Le jeune garçon passait son temps le visage levé vers cette ouverture, à rêver de liberté. Ancien esclave, il n'avait pu goûter à celle-ci que le temps de quelques mois, avant de se faire attraper par les autorités pour avoir tenté de dérober la bourse d'un noble ; un Grand Prêtre, apparemment. Quelle façon misérable de perdre son indépendance... Ses longs cheveux noirs, sales et emmêlés, retombaient sur le sol de pierre où il était assis, ceux-ci lui donnant un petit air sauvage, comme s'il avait été un enfant que l'on aurait retrouvé dans les bois, élevé par des loups.

Le jeune garçon ignorait pendant combien de temps il devrait rester ici, ni ce que l'on lui réservait ; dans tous les cas, il le savait, plusieurs années s'écouleraient avant qu'il ne soit en mesure d'en sortir.

Maudits nobles... Qu'y pouvait-il, s'il n'avait pas d'argent, et rien à se mettre sous la dent ? Il aurait dû s'en cantonner au vol de nourriture, comme il le pratiquait au début. Il n'avait pu chercher un quelconque travail : qui aurait voulu d'un ancien esclave, illettré, à moitié aveugle, sans même un nom par lequel l'on pouvait l'interpeler ? Les personnes comme lui devait se débattre pour survivre, faire de leur mieux, quitte à commettre quelques délits. Certes, le gouvernement l'avait libéré, lui, et les autres esclaves détenus illégalement par ses maîtres, à l'époque.
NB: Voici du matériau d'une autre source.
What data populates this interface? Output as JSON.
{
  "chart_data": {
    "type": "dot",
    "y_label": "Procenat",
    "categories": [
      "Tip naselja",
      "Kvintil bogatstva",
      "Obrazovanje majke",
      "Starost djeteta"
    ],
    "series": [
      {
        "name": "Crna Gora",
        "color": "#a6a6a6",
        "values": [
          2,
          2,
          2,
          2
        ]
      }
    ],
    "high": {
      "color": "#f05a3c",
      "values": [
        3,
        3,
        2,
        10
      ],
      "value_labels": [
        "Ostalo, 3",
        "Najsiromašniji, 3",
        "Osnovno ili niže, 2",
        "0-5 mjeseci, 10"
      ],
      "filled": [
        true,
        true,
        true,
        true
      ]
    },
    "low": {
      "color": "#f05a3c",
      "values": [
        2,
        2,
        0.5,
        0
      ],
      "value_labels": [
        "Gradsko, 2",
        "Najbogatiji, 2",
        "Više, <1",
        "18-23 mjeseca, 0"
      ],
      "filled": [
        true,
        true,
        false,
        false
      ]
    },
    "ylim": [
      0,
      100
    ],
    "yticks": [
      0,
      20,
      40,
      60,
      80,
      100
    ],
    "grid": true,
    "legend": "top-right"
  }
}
Mais il les avait par la suite laissés s'éparpiller dans la nature, sans les aider à s'intégrer à la société égyptienne, comme s'il ne s'agissait plus de leur problème, désormais.
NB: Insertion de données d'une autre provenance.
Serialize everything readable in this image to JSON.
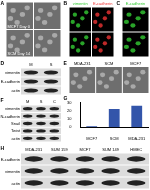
{
  "panels": [
    {
      "letter": "A",
      "kind": "images",
      "labels": [
        "MCF7 Day 0",
        "SCM Day 14"
      ]
    },
    {
      "letter": "B",
      "kind": "fluorescence",
      "channels": [
        {
          "name": "vimentin",
          "color": "#33cc33"
        },
        {
          "name": "E-cadherin",
          "color": "#ee3333"
        }
      ]
    },
    {
      "letter": "C",
      "kind": "fluorescence",
      "channels": [
        {
          "name": "E-cadherin",
          "color": "#33cc33"
        }
      ]
    },
    {
      "letter": "D",
      "kind": "blot",
      "rows": [
        "vimentin",
        "E-cadherin",
        "actin"
      ],
      "columns": [
        "M",
        "S"
      ]
    },
    {
      "letter": "E",
      "kind": "image_row",
      "labels": [
        "MDA-231",
        "SCM",
        "MCF7"
      ]
    },
    {
      "letter": "F",
      "kind": "blot",
      "rows": [
        "vimentin",
        "N-cadherin",
        "Snail",
        "Twist",
        "actin"
      ],
      "columns": [
        "M",
        "S",
        "C"
      ]
    },
    {
      "letter": "G",
      "kind": "chart"
    },
    {
      "letter": "H",
      "kind": "blot",
      "rows": [
        "E-cadherin",
        "vimentin",
        "actin"
      ],
      "columns": [
        "MDA-231",
        "SUM 159",
        "MCF7",
        "SUM 149",
        "HMEC"
      ]
    }
  ],
  "chart_data": {
    "type": "bar",
    "categories": [
      "MCF7",
      "SCM",
      "MDA-231"
    ],
    "values": [
      1,
      22,
      26
    ],
    "color": "#3355aa",
    "ylim": [
      0,
      30
    ],
    "yticks": [
      0,
      10,
      20,
      30
    ],
    "grid": false
  }
}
N'importe quelle personne condamnée à errer dans les rues se retrouverait heureux de finir en cellule, en général. Cela signifiait ne plus avoir à se battre pour manger, et avoir un toit où dormir malgré les conditions discutables des lieux... Mais lui aurait cent fois préféré rester à l'extérieur, et jouir de cette liberté qui lui avait été si rapidement arrachée. Il s'était bien débrouillé, jusqu'alors. Et cette erreur, ce simple faux pas, avait suffi à faire s'effondrer ses efforts. Un soupir se faufila entre ses lèvres, et il se laissa basculer, son corps s'affalant de tout son long sur la pierre à ses pieds, attrapant au passage la petite poitrine à peine visible sous ce vêtement trop grand pour lui. Lorsqu'il se sentait mal, il aimait presser celle-ci, jouer avec, afin de s'aider à se calmer et se détendre. Tout en la manipulant, il ferma lentement les paupières. Autant se reposer un peu, le temps s'écoulerait ainsi plus rapidement.
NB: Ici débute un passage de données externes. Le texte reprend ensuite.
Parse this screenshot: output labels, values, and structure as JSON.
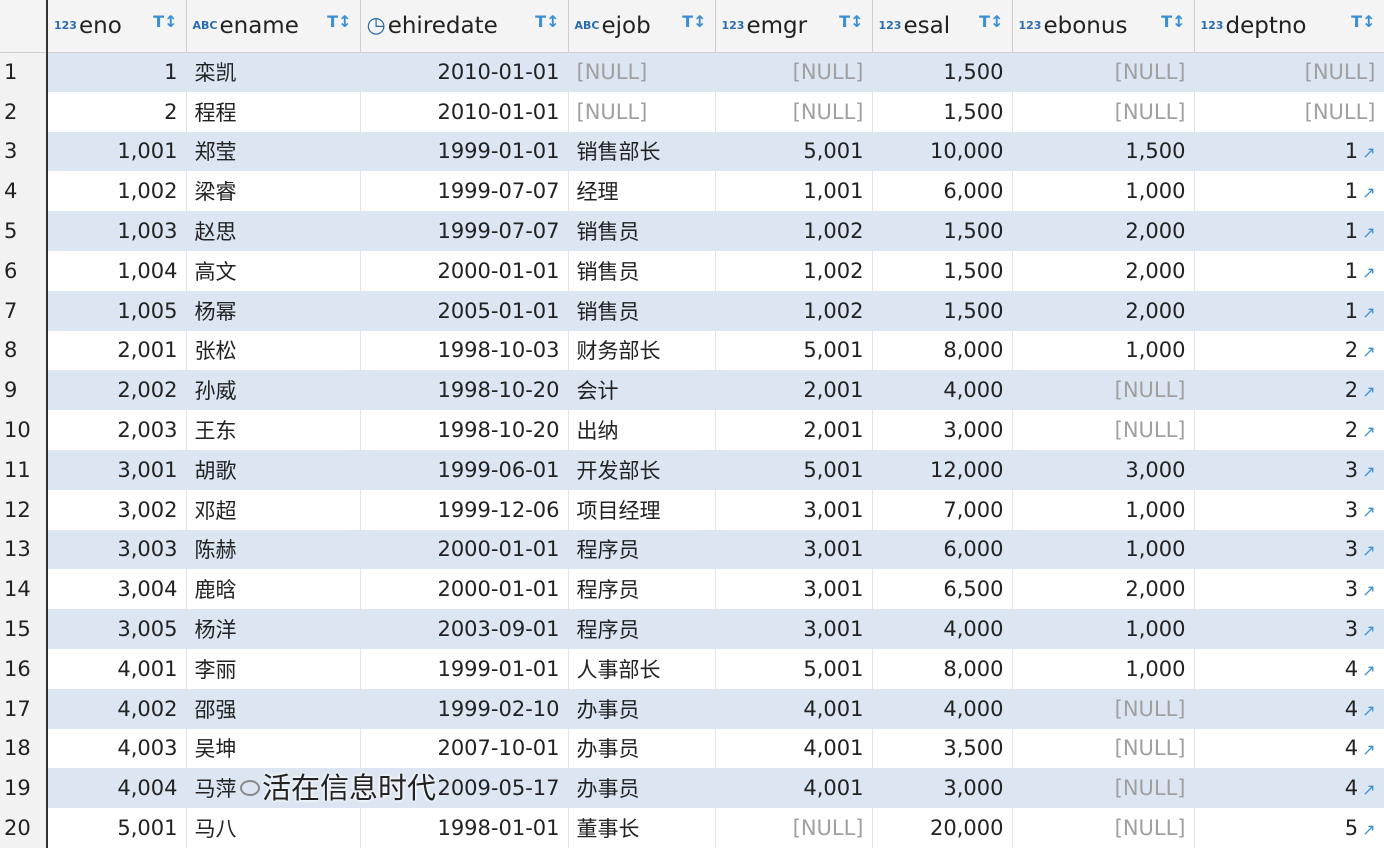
{
  "columns": [
    {
      "name": "eno",
      "type_icon": "123",
      "icon": "numeric-key-icon"
    },
    {
      "name": "ename",
      "type_icon": "ABC",
      "icon": "text-type-icon"
    },
    {
      "name": "ehiredate",
      "type_icon": "◷",
      "icon": "date-type-icon"
    },
    {
      "name": "ejob",
      "type_icon": "ABC",
      "icon": "text-type-icon"
    },
    {
      "name": "emgr",
      "type_icon": "123",
      "icon": "numeric-type-icon"
    },
    {
      "name": "esal",
      "type_icon": "123",
      "icon": "numeric-type-icon"
    },
    {
      "name": "ebonus",
      "type_icon": "123",
      "icon": "numeric-type-icon"
    },
    {
      "name": "deptno",
      "type_icon": "123",
      "icon": "foreign-key-icon"
    }
  ],
  "filter_icon": "T↕",
  "link_icon": "↗",
  "null_text": "[NULL]",
  "rows": [
    [
      "1",
      "1",
      "栾凯",
      "2010-01-01",
      "[NULL]",
      "[NULL]",
      "1,500",
      "[NULL]",
      "[NULL]"
    ],
    [
      "2",
      "2",
      "程程",
      "2010-01-01",
      "[NULL]",
      "[NULL]",
      "1,500",
      "[NULL]",
      "[NULL]"
    ],
    [
      "3",
      "1,001",
      "郑莹",
      "1999-01-01",
      "销售部长",
      "5,001",
      "10,000",
      "1,500",
      "1"
    ],
    [
      "4",
      "1,002",
      "梁睿",
      "1999-07-07",
      "经理",
      "1,001",
      "6,000",
      "1,000",
      "1"
    ],
    [
      "5",
      "1,003",
      "赵思",
      "1999-07-07",
      "销售员",
      "1,002",
      "1,500",
      "2,000",
      "1"
    ],
    [
      "6",
      "1,004",
      "高文",
      "2000-01-01",
      "销售员",
      "1,002",
      "1,500",
      "2,000",
      "1"
    ],
    [
      "7",
      "1,005",
      "杨幂",
      "2005-01-01",
      "销售员",
      "1,002",
      "1,500",
      "2,000",
      "1"
    ],
    [
      "8",
      "2,001",
      "张松",
      "1998-10-03",
      "财务部长",
      "5,001",
      "8,000",
      "1,000",
      "2"
    ],
    [
      "9",
      "2,002",
      "孙威",
      "1998-10-20",
      "会计",
      "2,001",
      "4,000",
      "[NULL]",
      "2"
    ],
    [
      "10",
      "2,003",
      "王东",
      "1998-10-20",
      "出纳",
      "2,001",
      "3,000",
      "[NULL]",
      "2"
    ],
    [
      "11",
      "3,001",
      "胡歌",
      "1999-06-01",
      "开发部长",
      "5,001",
      "12,000",
      "3,000",
      "3"
    ],
    [
      "12",
      "3,002",
      "邓超",
      "1999-12-06",
      "项目经理",
      "3,001",
      "7,000",
      "1,000",
      "3"
    ],
    [
      "13",
      "3,003",
      "陈赫",
      "2000-01-01",
      "程序员",
      "3,001",
      "6,000",
      "1,000",
      "3"
    ],
    [
      "14",
      "3,004",
      "鹿晗",
      "2000-01-01",
      "程序员",
      "3,001",
      "6,500",
      "2,000",
      "3"
    ],
    [
      "15",
      "3,005",
      "杨洋",
      "2003-09-01",
      "程序员",
      "3,001",
      "4,000",
      "1,000",
      "3"
    ],
    [
      "16",
      "4,001",
      "李丽",
      "1999-01-01",
      "人事部长",
      "5,001",
      "8,000",
      "1,000",
      "4"
    ],
    [
      "17",
      "4,002",
      "邵强",
      "1999-02-10",
      "办事员",
      "4,001",
      "4,000",
      "[NULL]",
      "4"
    ],
    [
      "18",
      "4,003",
      "吴坤",
      "2007-10-01",
      "办事员",
      "4,001",
      "3,500",
      "[NULL]",
      "4"
    ],
    [
      "19",
      "4,004",
      "马萍",
      "2009-05-17",
      "办事员",
      "4,001",
      "3,000",
      "[NULL]",
      "4"
    ],
    [
      "20",
      "5,001",
      "马八",
      "1998-01-01",
      "董事长",
      "[NULL]",
      "20,000",
      "[NULL]",
      "5"
    ]
  ],
  "watermark": "活在信息时代"
}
Il eut à peine le temps de commencer à somnoler que le son de quelqu'un frappant contre les barreaux de sa cellule le fit sursauter. Ouvrant les yeux de surprise, il se redressa, s'accroupissant afin de porter son regard sur la personne se trouvant là, à la porte de sa prison : un simple garde. Quelqu'un d'autre se tenait derrière lui, mais cette personne était trop petite, et il ne pouvait donc voir son visage, ni ce à quoi elle ressemblait vraiment.

« T'as de la visite, annonça le garde. Enfin, non, t'es libre. »

Libre ? Il avait du mal à comprendre. Qu'est-ce que cela signifiait ? Le garçon se mit debout, observant son geôlier d'un air perplexe, comme cherchant le piège enfoui sous ces paroles à l'air aguicheur.

La porte de la cellule s'ouvrit, et il se décala enfin, révélant l'autre visiteur ; un homme d'apparence plutôt jeune, au visage familier, et à l'air impassible. Il s'avança vers le prisonnier, et lui tendit la main. Celui-ci se contenta de la regarder sans comprendre ce qu'il était supposé faire avec.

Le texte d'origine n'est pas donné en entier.